Les revendications sont à peu près les mêmes que l’année dernière. Opposition à la loi ORE, qu’ils jugent sélective, en vue du nombre d’étudiants restés sans affection en septembre. Selon le comité, elle est défavorable à la jeunesse issue des milieux populaires et « fait perdre la valeur égalitaire du baccalauréat ». La réforme du nouveau lycée et du nouveau bac de Jean-Michel Blanquer, testée en septembre 2018 est également critiquée. Ce système « technocratique » a pour risque « d’obliger les élèves à se professionnaliser dès le lycée », et de « casser la mobilité professionnelle et la compensation des matières » selon les Jeunes Communistes (voir).

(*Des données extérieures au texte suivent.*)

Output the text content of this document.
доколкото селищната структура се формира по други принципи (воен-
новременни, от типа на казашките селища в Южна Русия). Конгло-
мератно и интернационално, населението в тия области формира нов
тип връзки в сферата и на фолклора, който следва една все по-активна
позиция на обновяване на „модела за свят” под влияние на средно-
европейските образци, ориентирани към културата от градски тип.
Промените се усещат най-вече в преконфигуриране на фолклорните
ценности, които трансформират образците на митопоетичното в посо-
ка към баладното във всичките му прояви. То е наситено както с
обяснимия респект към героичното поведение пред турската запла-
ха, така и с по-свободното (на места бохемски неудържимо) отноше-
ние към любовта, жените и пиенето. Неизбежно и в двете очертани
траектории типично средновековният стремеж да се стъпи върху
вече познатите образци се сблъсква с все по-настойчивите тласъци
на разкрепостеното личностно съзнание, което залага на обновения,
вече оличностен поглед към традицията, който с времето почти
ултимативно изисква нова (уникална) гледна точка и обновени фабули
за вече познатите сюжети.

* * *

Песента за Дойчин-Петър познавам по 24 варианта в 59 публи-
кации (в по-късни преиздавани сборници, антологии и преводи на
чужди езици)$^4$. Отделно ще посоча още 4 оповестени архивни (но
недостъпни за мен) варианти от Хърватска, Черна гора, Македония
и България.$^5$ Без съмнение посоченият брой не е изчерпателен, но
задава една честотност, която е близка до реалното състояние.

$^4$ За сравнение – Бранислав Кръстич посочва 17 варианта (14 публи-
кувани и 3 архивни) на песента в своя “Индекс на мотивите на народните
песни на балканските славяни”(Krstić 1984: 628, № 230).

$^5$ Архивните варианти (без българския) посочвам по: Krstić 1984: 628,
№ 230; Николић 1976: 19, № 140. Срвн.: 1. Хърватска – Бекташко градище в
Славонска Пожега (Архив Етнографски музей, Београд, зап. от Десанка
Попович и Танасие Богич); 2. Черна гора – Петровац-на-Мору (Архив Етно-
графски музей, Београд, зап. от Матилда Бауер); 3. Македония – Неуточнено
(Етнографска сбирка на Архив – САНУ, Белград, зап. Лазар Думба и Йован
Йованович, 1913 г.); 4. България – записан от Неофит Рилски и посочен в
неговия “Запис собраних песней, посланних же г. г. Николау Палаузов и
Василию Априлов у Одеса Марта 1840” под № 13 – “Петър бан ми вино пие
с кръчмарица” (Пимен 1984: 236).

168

Un combat social est au cœur des revendications. « On instaure un système d’éducation qui fait de la sélection de classe dès le plus jeune âge ! », continue Marie. Une fois passé le lycée, ce système se prolonge avec l’IDEX et l’augmentation des cotisations de la Contribution à la Vie Étudiantes et Citoyenne. « La CVEC c’est un moyen pour l’État de se retirer des finances publiques ; avec l’IDEX on va privatiser les facultés ; forcer au prêt, et enrichir les banques » renchérit un membre du comité.

 

« On a besoin de savoir comment et surtout pourquoi on se bat »

Qu’en pense le campus de Lyon 2 de tout ça ? D’après les personnes que nous avons rencontrées, professeurs comme élèves, peu de monde savait qu’une Assemblée Générale se tenait.
« Les AG sont inutiles pour les gens modérés », soutient un étudiant en Science de l’éducation. D’autres sont plus ouverts : « Si j’étais plus informée effectivement je serais plus enclin à participer. Sur certains sujets nous ne sommes pas tous d’accord, mais on a tous des intérêts communs en tant qu’étudiants. On a besoin de savoir comment et surtout pourquoi on se bat ».

Berges du Rhône, Lyon 2, entrée principale

Selon Yannick Chevalier, Vice-Président en charge de l’égalité et de la vie citoyenne, « il y a un déficit interne de la représentation institutionnelle. Les étudiants élus ne siègent pas beaucoup, les syndicats étudiants n’ont pas confiance en la figure d’autorité de l’université… Ce qui favorise un dialogue cafouilleux ». Il prend pour exemple la manifestation d’étudiants et de la JC contre la présidence, concernant 20 dossiers sur 1 500 qui furent refusés à Lyon 2 : « Il faudrait parler calmement au lieu d’être agressif, et de cette mise en scène spectaculaire devant les bureaux ».

La méfiance est à double tranchant, la présidence se méfierai autant des étudiants, que les étudiants de la présidence. « Il n’y a pas de discussion, pas de compassion, donc pas de forme. Du coup on a cessé de les contacter » explique Yves. Ce qui ne l’empêche pas de conclure sur une note positive : « Il nous faut du dialogue, de l’antagonisme, il faut prendre conscience de l’espace commun »

 

Créer un espace de discussion dans une crise de représentativité

« L’action principale était juste de bloquer un amphi… c’est dommage ! Il faudrait déterminer un espace de dialogue et de rencontre entre les partis pour ceux qui veulent se concerter. » – Martin, Master en droit

Quand on aborde le sujet d’un espace de dialogue commun, les idées fusent. « On peut agir sur les réseaux sociaux, mais ça ne touchera que les intéressés… » propose un étudiant. Quoi d’autre ? « On pourrait déjà commencer par manifester dans la rue plutôt que dans les Facultés pour ne pas interférer avec les cours », continue son amie. Pas bête… Un Professeur de Lyon 2 rajoute : « Le blocus n’a pas fait bouger l’État. C’était très dur pour le corps enseignant, très stressant, surtout pendant la période d’examen. Du coup, on réfléchissait à une action extérieure, aller expliquer dehors ce qu’il se passe, créer des facultés ouvertes à l’échange ». Plus tard, une étudiante conclue au milieu de son groupe d’amies « On peut faire des réunions mensuelles ouvertes avec tous les partis : étudiants, enseignants, présidents et vice-présidents ». En voilà des idées qui pourront rassembler le corps universitaire autour d’une valeur : le dialogue.